Pride and Prejudice* (*Sort Of)

Tron Theatre, Glasgow

Neil Cooper

*****

WHEN the five ladies in grey start cleaning up the set of Blood of the Young theatre company’s take on Jane Austen’s most emancipated of rom-coms, the show’s all-female ensemble are giving a cheeky nod to just how much they’re dusting down one of the most beloved novels of all time. As they rip into Isobel McArthur’s faithful but audaciously up-to-the-minute reimagining of Jane Austen’s everyday yarn of love and money, opening with a girl band take on an Elvis Costello song in a karaoke-friendly rendering by director Paul Brotherston sets the show’s magnificently irreverent tone from the off.

In McArthur’s version, the ongoing merry dance between the five Bennett sisters and their assorted suitors is seen from below stairs, as the servants put on posh frocks and dress coats to play-act an entire story-book world, having a ball as they go. At the heart of this is wilful Elizabeth’s stop-start dalliance with stroppy Mr Darcy, brought to full sparring life by a wonderfully disdainful Meghan Taylor as Elizabeth and McArthur herself as a too-cool-for-school Darcy. With McArthur doubling up as the terminally disappointed Mrs Bennett, the rest of the extended clan are played with gleeful comedic abandon by Christina Gordon, Hannah Jarrett-Scott and Tori Burgess.

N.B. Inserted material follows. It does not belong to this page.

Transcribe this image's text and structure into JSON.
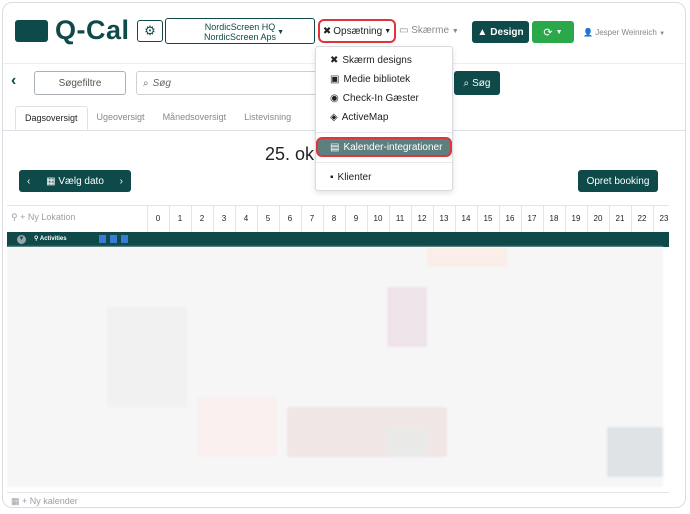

Beyond the dressing-up-box quick changes, the story’s serious intent regarding class, privilege and the desperate social whirl of little England underpins every flirtation and rejection. In a brilliantly telling image of useless parenting, Mr Bennett is personified only by a simple armchair with its back to the audience.

As the Bennett sisters start doing it for themselves via a reclaiming of old-school disco classics on Ana Ines Jabares-Pita’s stair-case set that frames the action pin-pointed by Simon Hayes’ playful lighting, the song and dance they make becomes an unfettered joy from start to finish.